Prime Minister Narendra Damodardas Modi is expected to visit the United States soon in order to confer with President Donald John Trump about how US-India relations can be taken to an unprecedented level through their joint efforts. President Trump needs to avoid the Bush-Obama trap of imposing high and ultimately unaffordable costs on US taxpayers by trying to “Buy American”, when cheaper, better alternatives are available from Asia, especially India. The wars in Iraq and Afghanistan begun by George W. Bush were followed by that in Libya and Syria, under the guidance of Barack Obama. These have taken the US economy to the edge of bankruptcy. The only reason why the country is not officially in default is because the dollar is still the global reserve currency. Wisely, successive US governments have refused to demonetise the dollar, even though this is the most counterfeited of currencies. As a consequence, there is a stability and continuity in dollar holdings that is absent in the case of the rupee, which was demonetised last year and may well be again demonetised next year as a consequence of decisions taken jointly by the Ministry of Finance and the Reserve Bank of India. That the people of India have withstood the shock of job losses and other costs of demonetisation, is testimony to their confidence in PM Modi, whom they believe will ensure the double digit growth needed to secure jobs. Some of that growth will need to come from trade in services with the US, and healthcare is a segment in which partnership between Delhi and Washington can be of immense value to both sides. Indeed, the US will not be able to afford the cost of universal healthcare for all its citizens, unless the Trump administration does what the Obama administration failed to do, which is to take advantage of the opportunities offered by India in medical services. Whether in transcription or in pharmaceuticals, costs are low, while quality remains high. This is why India has emerged as a major destination for medical tourism, despite powerful lobbies in the US and the EU using medical journals and organisations to conduct a false campaign against this country. In every country, where ultra-rich medical lobbies fleecing the taxpayer carry on propaganda against India, there are doctors and nurses from India who are usually the best to be found.
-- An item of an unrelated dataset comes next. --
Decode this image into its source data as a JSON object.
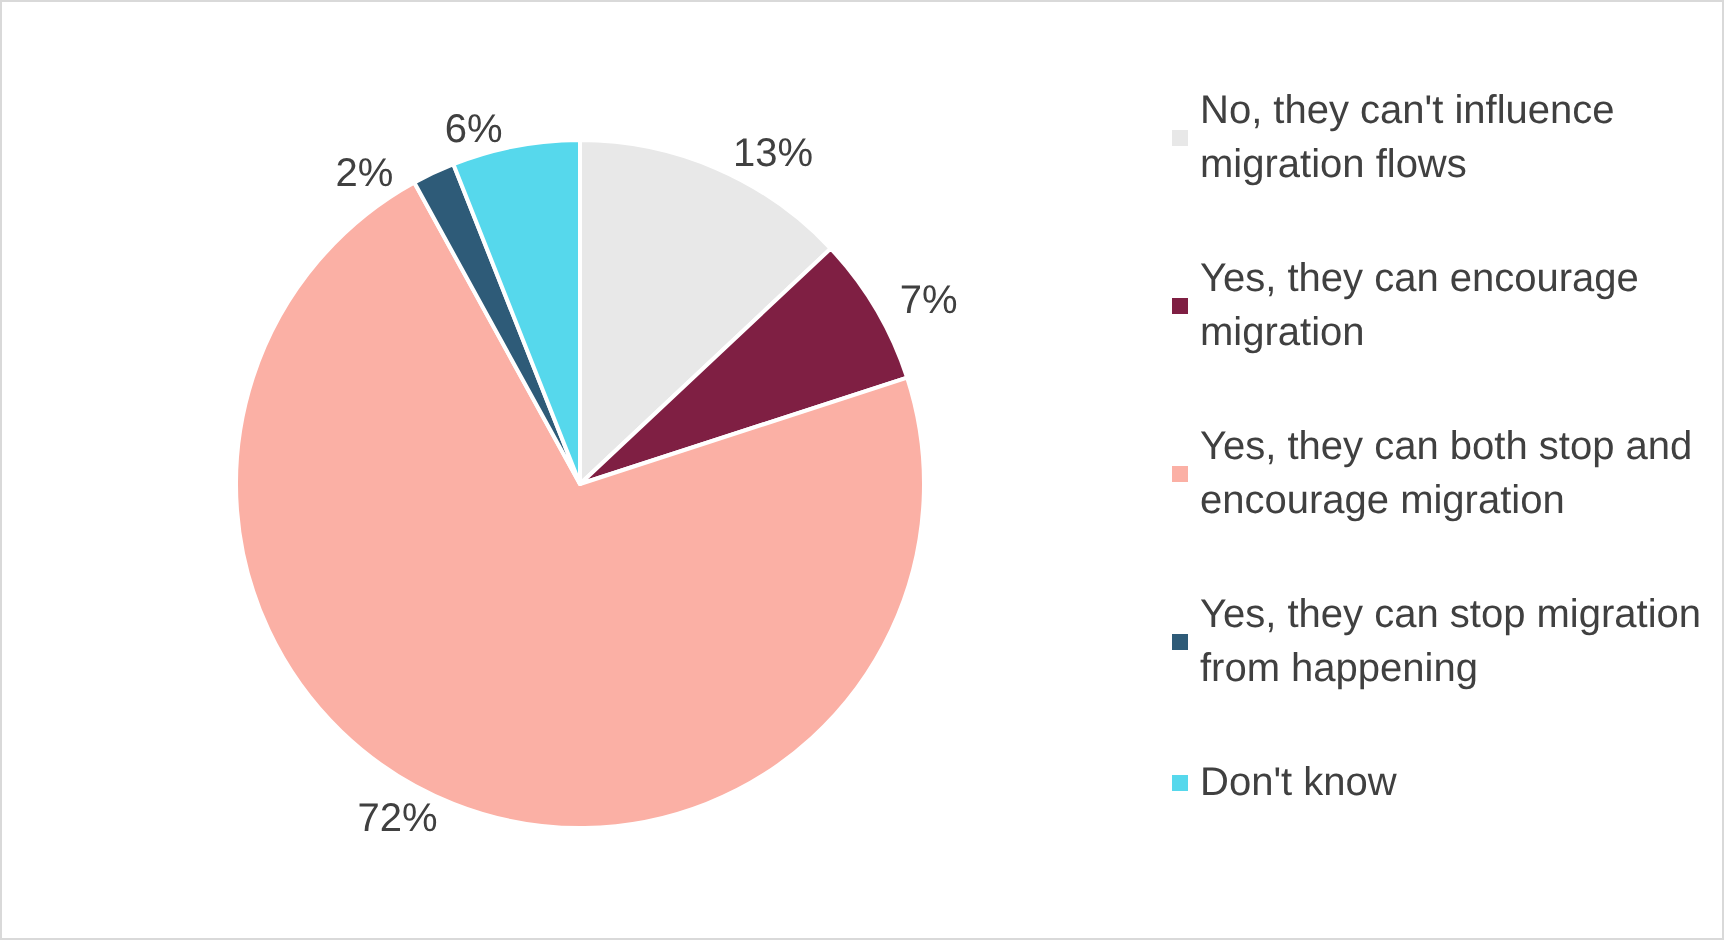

Making America Great Again is President Trump’s slogan, yet this is not possible unless US citizens have the same quality of healthcare enjoyed by citizens of next-door Canada, that too at a fraction of the cost incurred by the US treasury. A healthy citizenry is crucial to higher productivity, including in the manufacturing and extractive industries that the Trump administration seeks to revive. In such a context, generic medicines from India are the key to affordable healthcare, a fact ignored by the Obama administration in its zeal to do the bidding of Big Pharma in the US and their counterparts in the EU, where too vicious and underhand measures have been resorted to against the generic drugs industry in India. It needs to be added that some decision-makers in this country seem to have been influenced by US and EU Big Pharma, as they are trying to adopt policies that hurt domestic industry and protect the privileges of foreign companies. The greed of such companies can be seen from Turing Pharma AG, where the price of a prescription drug was raised from $13 per dose to $750 per dose, because no substitutes were available. The US Food & Drugs Administration acts as a lobbyist for Big Pharma and keeps competitors from India out of the US market through regulations and other means. The FDA needs to understand that generics industry in India has the capacity to lower healthcare costs substantially in the US, and that tens of millions will benefit at the expense of a handful of billionaires. 

Donald Trump was elected by ordinary citizens to respond to their interests and not that of the billionaire class. Hopefully, within the basket of activities that will be agreed upon by PM Modi and his US counterpart, will be the utilisation of the potential of India to bring down the costs of universal healthcare in the US to affordable levels.